Why You Should Wait To Taste Soup After You Add Herbs And Spices

Hearty, nourishing soup is comfort food that can warm your body on a cold day or refresh your palate on a hot one. Warm or chilled, its versatility and simplicity are just two of the many reasons why we love it so much. Not to mention, soup crafting offers both culinary pros and amateurs the kind of cooking canvas that has so much potential. Seriously, think about all the different types of soups you can make: chicken noodle, tomato basil, Italian wedding, clam chowder, gazpacho, vegetable, black bean, and tortilla soup. You get the point; there are endless possibilities when it comes to soup. But part of its beauty is getting the flavor just right and bringing out the soup's personality with the perfect amount of spices and seasonings. Those seasonings can create a fiesta of deliciousness for your taste buds and keep you coming back for more.

However, if you really want to achieve spot-on seasoning for your soup, the Reddit community has the answer. Reddit user u/jellysnake started a thread asking chefs to share their best cooking tips. Reddit user charizard_72 responded with this tip: Wait and taste your soup after you've added herbs and spices to avoid overdoing it and ruining the flavor. Trust us, this is helpful advice you'll want to follow to achieve the perfect broth or stock. 

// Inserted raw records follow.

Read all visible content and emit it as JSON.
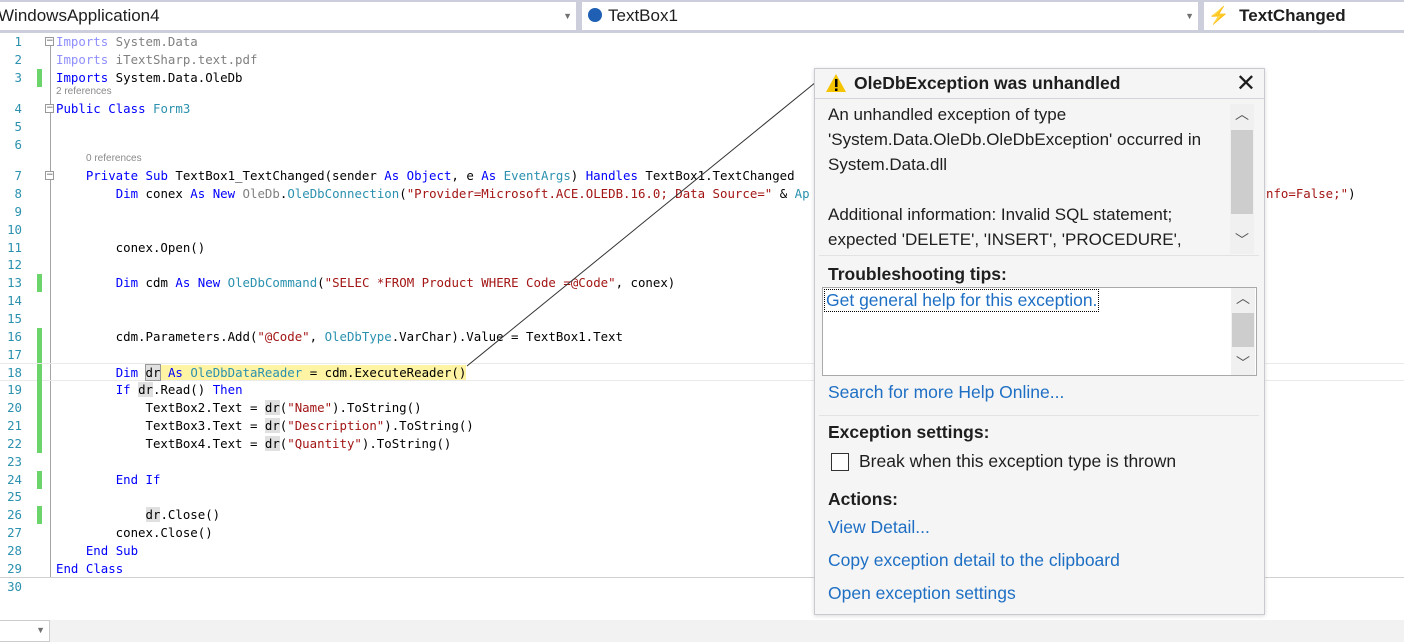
{
  "nav": {
    "project": "WindowsApplication4",
    "object": "TextBox1",
    "event": "TextChanged"
  },
  "codelens": {
    "class_refs": "2 references",
    "sub_refs": "0 references"
  },
  "code": [
    {
      "n": "1",
      "t": [
        [
          "Imports",
          "gk"
        ],
        [
          " System.Data",
          "gr"
        ]
      ]
    },
    {
      "n": "2",
      "t": [
        [
          "Imports",
          "gk"
        ],
        [
          " iTextSharp.text.pdf",
          "gr"
        ]
      ]
    },
    {
      "n": "3",
      "t": [
        [
          "Imports",
          "kw"
        ],
        [
          " System.Data.OleDb",
          "id"
        ]
      ]
    },
    {
      "n": "4",
      "t": [
        [
          "Public",
          "kw"
        ],
        [
          " ",
          "id"
        ],
        [
          "Class",
          "kw"
        ],
        [
          " ",
          "id"
        ],
        [
          "Form3",
          "ty"
        ]
      ]
    },
    {
      "n": "5",
      "t": []
    },
    {
      "n": "6",
      "t": []
    },
    {
      "n": "7",
      "t": [
        [
          "    ",
          "id"
        ],
        [
          "Private",
          "kw"
        ],
        [
          " ",
          "id"
        ],
        [
          "Sub",
          "kw"
        ],
        [
          " TextBox1_TextChanged(sender ",
          "id"
        ],
        [
          "As",
          "kw"
        ],
        [
          " ",
          "id"
        ],
        [
          "Object",
          "kw"
        ],
        [
          ", e ",
          "id"
        ],
        [
          "As",
          "kw"
        ],
        [
          " ",
          "id"
        ],
        [
          "EventArgs",
          "ty"
        ],
        [
          ") ",
          "id"
        ],
        [
          "Handles",
          "kw"
        ],
        [
          " TextBox1.TextChanged",
          "id"
        ]
      ]
    },
    {
      "n": "8",
      "t": [
        [
          "        ",
          "id"
        ],
        [
          "Dim",
          "kw"
        ],
        [
          " conex ",
          "id"
        ],
        [
          "As",
          "kw"
        ],
        [
          " ",
          "id"
        ],
        [
          "New",
          "kw"
        ],
        [
          " ",
          "id"
        ],
        [
          "OleDb",
          "gr"
        ],
        [
          ".",
          "id"
        ],
        [
          "OleDbConnection",
          "ty"
        ],
        [
          "(",
          "id"
        ],
        [
          "\"Provider=Microsoft.ACE.OLEDB.16.0; Data Source=\"",
          "st"
        ],
        [
          " & ",
          "id"
        ],
        [
          "Ap",
          "ty"
        ]
      ],
      "tail": [
        [
          "nfo=False;\"",
          "st"
        ],
        [
          ")",
          "id"
        ]
      ]
    },
    {
      "n": "9",
      "t": []
    },
    {
      "n": "10",
      "t": []
    },
    {
      "n": "11",
      "t": [
        [
          "        conex.Open()",
          "id"
        ]
      ]
    },
    {
      "n": "12",
      "t": []
    },
    {
      "n": "13",
      "t": [
        [
          "        ",
          "id"
        ],
        [
          "Dim",
          "kw"
        ],
        [
          " cdm ",
          "id"
        ],
        [
          "As",
          "kw"
        ],
        [
          " ",
          "id"
        ],
        [
          "New",
          "kw"
        ],
        [
          " ",
          "id"
        ],
        [
          "OleDbCommand",
          "ty"
        ],
        [
          "(",
          "id"
        ],
        [
          "\"SELEC *FROM Product WHERE Code =@Code\"",
          "st"
        ],
        [
          ", conex)",
          "id"
        ]
      ]
    },
    {
      "n": "14",
      "t": []
    },
    {
      "n": "15",
      "t": []
    },
    {
      "n": "16",
      "t": [
        [
          "        cdm.Parameters.Add(",
          "id"
        ],
        [
          "\"@Code\"",
          "st"
        ],
        [
          ", ",
          "id"
        ],
        [
          "OleDbType",
          "ty"
        ],
        [
          ".VarChar).Value = TextBox1.Text",
          "id"
        ]
      ]
    },
    {
      "n": "17",
      "t": []
    },
    {
      "n": "18",
      "t": [
        [
          "        ",
          "id"
        ],
        [
          "Dim",
          "kw"
        ],
        [
          " ",
          "id"
        ],
        [
          "dr",
          "ref"
        ],
        [
          " ",
          "hl"
        ],
        [
          "As",
          "kwhl"
        ],
        [
          " ",
          "hl"
        ],
        [
          "OleDbDataReader",
          "tyhl"
        ],
        [
          " = cdm.ExecuteReader()",
          "hl"
        ]
      ]
    },
    {
      "n": "19",
      "t": [
        [
          "        ",
          "id"
        ],
        [
          "If",
          "kw"
        ],
        [
          " ",
          "id"
        ],
        [
          "dr",
          "ref"
        ],
        [
          ".Read() ",
          "id"
        ],
        [
          "Then",
          "kw"
        ]
      ]
    },
    {
      "n": "20",
      "t": [
        [
          "            TextBox2.Text = ",
          "id"
        ],
        [
          "dr",
          "ref"
        ],
        [
          "(",
          "id"
        ],
        [
          "\"Name\"",
          "st"
        ],
        [
          ").ToString()",
          "id"
        ]
      ]
    },
    {
      "n": "21",
      "t": [
        [
          "            TextBox3.Text = ",
          "id"
        ],
        [
          "dr",
          "ref"
        ],
        [
          "(",
          "id"
        ],
        [
          "\"Description\"",
          "st"
        ],
        [
          ").ToString()",
          "id"
        ]
      ]
    },
    {
      "n": "22",
      "t": [
        [
          "            TextBox4.Text = ",
          "id"
        ],
        [
          "dr",
          "ref"
        ],
        [
          "(",
          "id"
        ],
        [
          "\"Quantity\"",
          "st"
        ],
        [
          ").ToString()",
          "id"
        ]
      ]
    },
    {
      "n": "23",
      "t": []
    },
    {
      "n": "24",
      "t": [
        [
          "        ",
          "id"
        ],
        [
          "End",
          "kw"
        ],
        [
          " ",
          "id"
        ],
        [
          "If",
          "kw"
        ]
      ]
    },
    {
      "n": "25",
      "t": []
    },
    {
      "n": "26",
      "t": [
        [
          "            ",
          "id"
        ],
        [
          "dr",
          "ref"
        ],
        [
          ".Close()",
          "id"
        ]
      ]
    },
    {
      "n": "27",
      "t": [
        [
          "        conex.Close()",
          "id"
        ]
      ]
    },
    {
      "n": "28",
      "t": [
        [
          "    ",
          "id"
        ],
        [
          "End",
          "kw"
        ],
        [
          " ",
          "id"
        ],
        [
          "Sub",
          "kw"
        ]
      ]
    },
    {
      "n": "29",
      "t": [
        [
          "End",
          "kw"
        ],
        [
          " ",
          "id"
        ],
        [
          "Class",
          "kw"
        ]
      ]
    },
    {
      "n": "30",
      "t": []
    }
  ],
  "dialog": {
    "title": "OleDbException was unhandled",
    "message_1": "An unhandled exception of type 'System.Data.OleDb.OleDbException' occurred in System.Data.dll",
    "message_2": "Additional information: Invalid SQL statement; expected 'DELETE', 'INSERT', 'PROCEDURE',",
    "tips_heading": "Troubleshooting tips:",
    "tip_link": "Get general help for this exception.",
    "search_link": "Search for more Help Online...",
    "settings_heading": "Exception settings:",
    "break_checkbox": "Break when this exception type is thrown",
    "break_checked": false,
    "actions_heading": "Actions:",
    "actions": [
      "View Detail...",
      "Copy exception detail to the clipboard",
      "Open exception settings"
    ]
  },
  "colors": {
    "keyword": "#0000ff",
    "type": "#2b91af",
    "string": "#a31515",
    "highlight": "#fff4a3",
    "link": "#1e6fc4",
    "change_bar": "#6bd46b"
  }
}
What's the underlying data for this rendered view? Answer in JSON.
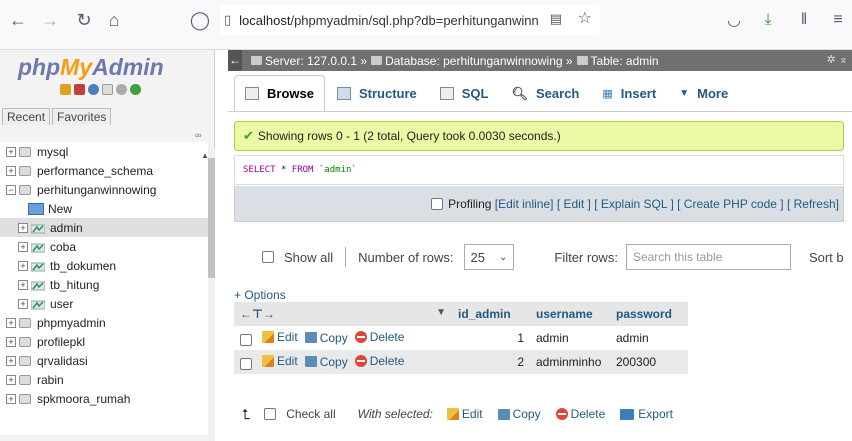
{
  "browser": {
    "url_host": "localhost",
    "url_path": "/phpmyadmin/sql.php?db=perhitunganwinnow"
  },
  "left_panel": {
    "logo_php": "php",
    "logo_my": "My",
    "logo_admin": "Admin",
    "tabs": [
      "Recent",
      "Favorites"
    ],
    "tree": [
      {
        "label": "mysql",
        "type": "db",
        "level": 0
      },
      {
        "label": "performance_schema",
        "type": "db",
        "level": 0
      },
      {
        "label": "perhitunganwinnowing",
        "type": "db",
        "level": 0,
        "expanded": true
      },
      {
        "label": "New",
        "type": "new",
        "level": 1
      },
      {
        "label": "admin",
        "type": "table",
        "level": 1,
        "selected": true
      },
      {
        "label": "coba",
        "type": "table",
        "level": 1
      },
      {
        "label": "tb_dokumen",
        "type": "table",
        "level": 1
      },
      {
        "label": "tb_hitung",
        "type": "table",
        "level": 1
      },
      {
        "label": "user",
        "type": "table",
        "level": 1
      },
      {
        "label": "phpmyadmin",
        "type": "db",
        "level": 0
      },
      {
        "label": "profilepkl",
        "type": "db",
        "level": 0
      },
      {
        "label": "qrvalidasi",
        "type": "db",
        "level": 0
      },
      {
        "label": "rabin",
        "type": "db",
        "level": 0
      },
      {
        "label": "spkmoora_rumah",
        "type": "db",
        "level": 0
      }
    ]
  },
  "breadcrumb": {
    "server": "Server: 127.0.0.1 »",
    "database": "Database: perhitunganwinnowing »",
    "table": "Table: admin"
  },
  "tabs": {
    "browse": "Browse",
    "structure": "Structure",
    "sql": "SQL",
    "search": "Search",
    "insert": "Insert",
    "more": "More"
  },
  "message": {
    "success": "Showing rows 0 - 1 (2 total, Query took 0.0030 seconds.)"
  },
  "sql": {
    "select": "SELECT",
    "star": "*",
    "from": "FROM",
    "table": "`admin`"
  },
  "profiling": {
    "profiling": "Profiling",
    "edit_inline": "[Edit inline]",
    "edit": "[ Edit ]",
    "explain": "[ Explain SQL ]",
    "create_php": "[ Create PHP code ]",
    "refresh": "[ Refresh]"
  },
  "navigation": {
    "show_all": "Show all",
    "number_of_rows": "Number of rows:",
    "rows_value": "25",
    "filter_rows": "Filter rows:",
    "search_placeholder": "Search this table",
    "sort_by": "Sort b"
  },
  "options_link": "+ Options",
  "table": {
    "columns": [
      "id_admin",
      "username",
      "password"
    ],
    "rows": [
      {
        "id_admin": "1",
        "username": "admin",
        "password": "admin"
      },
      {
        "id_admin": "2",
        "username": "adminminho",
        "password": "200300"
      }
    ],
    "actions": {
      "edit": "Edit",
      "copy": "Copy",
      "delete": "Delete"
    }
  },
  "bottom": {
    "check_all": "Check all",
    "with_selected": "With selected:",
    "edit": "Edit",
    "copy": "Copy",
    "delete": "Delete",
    "export": "Export"
  }
}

Give the herbs and spices time to work their magic

Charizard_72 had a few other tips to help soup makers understand the nuances of adding herbs and spices to their beloved soup recipes. The Reddit user noted in the same thread that when dealing with black pepper, dry herbs, and most other seasons, it's important to wait at least 15 minutes to taste after adding them to the soup (via Reddit). That may seem like a long time, but your patience will be rewarded. The chef and Reddit user explained that ingredients take time to infuse and release.

While herbs and spice need a little time to work their magic, charizard_72 noted that salt is a different story. When you add salt to a dish, you can taste it immediately and will know if you need to add more or back off. But, there is another trick you can try to help release the flavors of your spices a lot quicker. Dan Zuccarello, executive food editor of books at America's Test Kitchen, revealed to SELF that spices need time to "bloom," and this can happen with more heat and a little time. Zuccarello suggested toasting your spices either in some type of fat or in a dry pan to help this blooming process along. 

But, honestly, isn't a bowl of delicious soup worth the wait?